To project managers: It’s the soft skills, stupid!
Yes, we all know this intuitively and often talk about the need to have two of the most critical soft skills to effectively manage projects: leadership and communication. But the reality is that these skills are not so straight forward to identify right away in people, and even harder is train individuals who may lack these skills to get better at them. This is why HR and hiring managers list mostly experience with managing specific technologies and specific technical skill sets such as using scheduling software or knowledge of project management process that usually validated with something like the PMP credential.

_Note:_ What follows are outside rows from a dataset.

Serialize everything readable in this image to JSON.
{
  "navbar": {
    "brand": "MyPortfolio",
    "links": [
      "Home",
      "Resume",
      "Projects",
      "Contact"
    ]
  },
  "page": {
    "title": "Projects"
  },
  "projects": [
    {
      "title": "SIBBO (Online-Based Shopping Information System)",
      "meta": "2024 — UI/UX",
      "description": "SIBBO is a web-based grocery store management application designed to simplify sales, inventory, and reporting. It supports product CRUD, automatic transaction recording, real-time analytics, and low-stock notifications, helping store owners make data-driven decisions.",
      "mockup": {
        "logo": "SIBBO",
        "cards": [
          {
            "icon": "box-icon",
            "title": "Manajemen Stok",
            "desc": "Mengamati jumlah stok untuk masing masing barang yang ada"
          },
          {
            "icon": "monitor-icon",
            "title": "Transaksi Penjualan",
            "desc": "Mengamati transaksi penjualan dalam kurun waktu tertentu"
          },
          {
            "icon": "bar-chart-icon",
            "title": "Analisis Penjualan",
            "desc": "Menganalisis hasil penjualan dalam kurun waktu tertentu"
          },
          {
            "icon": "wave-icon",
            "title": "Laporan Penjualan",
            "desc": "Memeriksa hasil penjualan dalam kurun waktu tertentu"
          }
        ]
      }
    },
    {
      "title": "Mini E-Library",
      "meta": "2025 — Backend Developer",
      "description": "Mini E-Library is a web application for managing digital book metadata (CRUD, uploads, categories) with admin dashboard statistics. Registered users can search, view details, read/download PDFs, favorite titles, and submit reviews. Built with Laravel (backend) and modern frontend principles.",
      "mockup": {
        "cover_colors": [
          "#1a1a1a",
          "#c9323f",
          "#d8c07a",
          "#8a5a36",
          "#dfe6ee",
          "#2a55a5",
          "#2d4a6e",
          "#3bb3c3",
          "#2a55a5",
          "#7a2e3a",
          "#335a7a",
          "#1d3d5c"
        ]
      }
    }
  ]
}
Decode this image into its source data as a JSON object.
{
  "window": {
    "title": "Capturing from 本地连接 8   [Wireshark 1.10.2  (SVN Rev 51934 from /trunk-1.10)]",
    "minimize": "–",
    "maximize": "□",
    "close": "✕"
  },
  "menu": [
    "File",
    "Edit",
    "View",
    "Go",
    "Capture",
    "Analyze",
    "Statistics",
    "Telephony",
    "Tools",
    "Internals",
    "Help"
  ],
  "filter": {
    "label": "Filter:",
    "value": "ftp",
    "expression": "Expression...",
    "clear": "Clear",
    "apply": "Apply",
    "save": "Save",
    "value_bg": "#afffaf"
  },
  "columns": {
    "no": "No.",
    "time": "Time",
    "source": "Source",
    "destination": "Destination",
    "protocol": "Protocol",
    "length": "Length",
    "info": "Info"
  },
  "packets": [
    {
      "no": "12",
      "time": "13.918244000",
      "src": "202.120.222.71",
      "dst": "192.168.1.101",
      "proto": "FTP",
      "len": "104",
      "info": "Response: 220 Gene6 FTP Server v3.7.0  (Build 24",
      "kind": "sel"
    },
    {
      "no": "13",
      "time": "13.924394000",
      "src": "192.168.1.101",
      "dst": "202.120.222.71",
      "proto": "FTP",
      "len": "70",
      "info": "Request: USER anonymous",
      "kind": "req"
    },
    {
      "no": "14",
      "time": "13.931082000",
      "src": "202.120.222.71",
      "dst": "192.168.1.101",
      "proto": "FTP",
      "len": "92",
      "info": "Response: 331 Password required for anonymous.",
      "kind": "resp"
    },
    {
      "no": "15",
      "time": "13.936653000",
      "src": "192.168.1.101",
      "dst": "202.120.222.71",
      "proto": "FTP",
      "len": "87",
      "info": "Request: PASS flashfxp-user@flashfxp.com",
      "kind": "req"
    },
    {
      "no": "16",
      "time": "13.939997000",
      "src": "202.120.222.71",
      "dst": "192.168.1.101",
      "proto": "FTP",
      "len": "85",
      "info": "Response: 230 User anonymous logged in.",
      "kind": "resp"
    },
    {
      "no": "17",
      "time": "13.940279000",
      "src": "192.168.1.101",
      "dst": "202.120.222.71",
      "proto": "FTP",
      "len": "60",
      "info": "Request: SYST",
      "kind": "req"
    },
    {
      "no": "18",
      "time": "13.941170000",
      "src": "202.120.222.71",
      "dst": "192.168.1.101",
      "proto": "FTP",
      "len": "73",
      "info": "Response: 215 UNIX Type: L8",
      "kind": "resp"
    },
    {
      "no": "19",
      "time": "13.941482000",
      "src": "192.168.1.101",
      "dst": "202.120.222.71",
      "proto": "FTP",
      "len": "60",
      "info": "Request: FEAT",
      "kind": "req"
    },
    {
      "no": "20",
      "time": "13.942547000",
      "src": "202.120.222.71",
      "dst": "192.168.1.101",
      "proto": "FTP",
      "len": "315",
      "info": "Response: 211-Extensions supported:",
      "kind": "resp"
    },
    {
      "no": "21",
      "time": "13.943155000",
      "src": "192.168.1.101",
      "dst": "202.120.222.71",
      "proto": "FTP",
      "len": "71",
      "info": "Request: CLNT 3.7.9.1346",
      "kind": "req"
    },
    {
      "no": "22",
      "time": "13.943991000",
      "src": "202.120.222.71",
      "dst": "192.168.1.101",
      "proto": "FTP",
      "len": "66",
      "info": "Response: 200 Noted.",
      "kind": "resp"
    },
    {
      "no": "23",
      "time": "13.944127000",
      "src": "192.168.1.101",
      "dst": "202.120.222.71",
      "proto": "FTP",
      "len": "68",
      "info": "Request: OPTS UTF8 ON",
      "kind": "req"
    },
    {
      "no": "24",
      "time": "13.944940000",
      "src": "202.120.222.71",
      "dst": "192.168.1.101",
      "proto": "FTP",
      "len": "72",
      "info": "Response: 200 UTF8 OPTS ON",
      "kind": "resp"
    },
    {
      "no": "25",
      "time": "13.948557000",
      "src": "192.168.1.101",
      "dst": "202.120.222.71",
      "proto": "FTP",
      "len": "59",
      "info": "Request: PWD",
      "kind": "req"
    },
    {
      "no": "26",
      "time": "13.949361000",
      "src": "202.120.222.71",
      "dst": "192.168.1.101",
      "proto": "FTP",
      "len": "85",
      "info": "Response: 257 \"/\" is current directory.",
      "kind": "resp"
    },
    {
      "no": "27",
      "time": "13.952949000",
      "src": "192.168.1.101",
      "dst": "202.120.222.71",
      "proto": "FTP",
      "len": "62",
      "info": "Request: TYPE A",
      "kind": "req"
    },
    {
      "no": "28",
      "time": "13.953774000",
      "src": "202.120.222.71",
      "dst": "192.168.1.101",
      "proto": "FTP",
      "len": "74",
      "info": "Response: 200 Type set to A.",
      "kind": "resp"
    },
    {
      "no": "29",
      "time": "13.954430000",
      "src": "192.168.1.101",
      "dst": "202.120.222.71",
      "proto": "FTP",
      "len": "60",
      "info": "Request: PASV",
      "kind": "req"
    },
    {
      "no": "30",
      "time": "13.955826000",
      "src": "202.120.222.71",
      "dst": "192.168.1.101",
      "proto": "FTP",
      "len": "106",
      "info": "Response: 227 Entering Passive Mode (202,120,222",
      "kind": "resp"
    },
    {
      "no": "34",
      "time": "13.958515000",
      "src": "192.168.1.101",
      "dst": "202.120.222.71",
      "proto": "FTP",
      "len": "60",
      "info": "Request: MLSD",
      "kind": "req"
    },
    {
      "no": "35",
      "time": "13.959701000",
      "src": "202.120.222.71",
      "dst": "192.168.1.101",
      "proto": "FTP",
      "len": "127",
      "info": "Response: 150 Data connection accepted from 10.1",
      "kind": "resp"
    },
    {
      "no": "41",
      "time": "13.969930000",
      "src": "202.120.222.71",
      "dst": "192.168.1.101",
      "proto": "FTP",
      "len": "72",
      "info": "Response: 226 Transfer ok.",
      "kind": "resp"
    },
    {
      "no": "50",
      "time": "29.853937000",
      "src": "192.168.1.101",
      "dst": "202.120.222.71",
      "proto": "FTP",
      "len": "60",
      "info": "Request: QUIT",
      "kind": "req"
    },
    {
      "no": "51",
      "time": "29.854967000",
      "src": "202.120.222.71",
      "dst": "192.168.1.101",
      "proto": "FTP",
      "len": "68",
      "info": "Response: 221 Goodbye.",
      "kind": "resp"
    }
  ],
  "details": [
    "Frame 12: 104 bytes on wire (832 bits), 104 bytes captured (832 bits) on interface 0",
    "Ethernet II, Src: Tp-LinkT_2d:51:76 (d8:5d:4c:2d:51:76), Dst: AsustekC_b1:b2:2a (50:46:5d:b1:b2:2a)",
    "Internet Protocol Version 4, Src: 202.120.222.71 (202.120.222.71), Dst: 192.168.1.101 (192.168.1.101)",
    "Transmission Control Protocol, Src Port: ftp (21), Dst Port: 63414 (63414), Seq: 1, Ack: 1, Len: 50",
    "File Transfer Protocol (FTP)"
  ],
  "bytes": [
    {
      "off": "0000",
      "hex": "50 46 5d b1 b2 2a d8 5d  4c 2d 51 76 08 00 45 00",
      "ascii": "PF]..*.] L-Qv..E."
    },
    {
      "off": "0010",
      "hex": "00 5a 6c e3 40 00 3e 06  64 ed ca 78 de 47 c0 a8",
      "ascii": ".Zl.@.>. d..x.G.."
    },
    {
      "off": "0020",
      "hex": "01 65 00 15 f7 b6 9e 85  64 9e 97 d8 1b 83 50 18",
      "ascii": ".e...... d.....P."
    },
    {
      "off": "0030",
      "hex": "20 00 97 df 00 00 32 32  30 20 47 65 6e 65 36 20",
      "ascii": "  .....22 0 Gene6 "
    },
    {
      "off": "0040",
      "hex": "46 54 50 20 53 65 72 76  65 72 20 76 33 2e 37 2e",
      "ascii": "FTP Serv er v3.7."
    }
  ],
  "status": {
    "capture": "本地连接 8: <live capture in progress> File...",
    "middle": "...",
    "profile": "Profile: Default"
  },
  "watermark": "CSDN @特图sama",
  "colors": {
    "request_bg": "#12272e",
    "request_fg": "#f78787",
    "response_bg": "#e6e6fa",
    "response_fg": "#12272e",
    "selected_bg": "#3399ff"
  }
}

I was having a great interview for a Project Manager position. It was a team interview and as we neared the end, everyone was acting as if I was a member of the group, I knew I had the job. As I was getting ready to leave, I asked my standard exit question, “Does anyone have any questions or concerns about my skills that have not been addressed yet?” Normally this leads to a bunch of “Nos” — but not this time.
Group InterviewOne of the team members asked the fatal question: “If someone on the project is out sick or on vacation can you step in and write test scripts and do QA analysis while they are out?” As it had been years since I had done anything along those lines, I had to say “No, I cannot.” Needless to say, I didn’t get the job.
IT Project Management seems to be splitting into two camps, functional PMs and technical PMs. Technical PMs appear to need a skill set that is half technical and half project management. In this case, the PM is not just a PM, but also a stand-in for absent people, Tier III support, etc. For small and/or non-critical projects this is a good approach. But for anything else, this can cause a disaster.
It can definitely be a disaster especially for large, complex projects where the soft skills of a seasoned project manager makes or lack thereof breaks the success of the project. As this section of the recent 2013 PMI Pulse of the Profession report illustrates, the overwhelming majority of executives polled felt that the soft skill of leadership was most essential to the success of the project:
As a professional trainer, when I’m tasked with conducting training on topics such as leadership and communication, the reality is that I get a little embarrassed with the title of “trainer” since I know this is not something you can really train someone to be. Rather it is through deep and meaningful discussions , role playing and demonstration where you hope the attendees receive a better understanding of them, and even better to start utilizing them. Furthermore, you have to avoid excessively resorting to platitudes, sound bites and “quotes from great leaders” as it often happens when the discussions revolve around how to better lead and communicate.
So yes, “it’s the soft skills, stupid” with the caveat that while this is the most sought after skill and characteristic for project managers or anyone for that matter who has to manage a group of people, the reality is that this is the most elusive and difficult to obtain!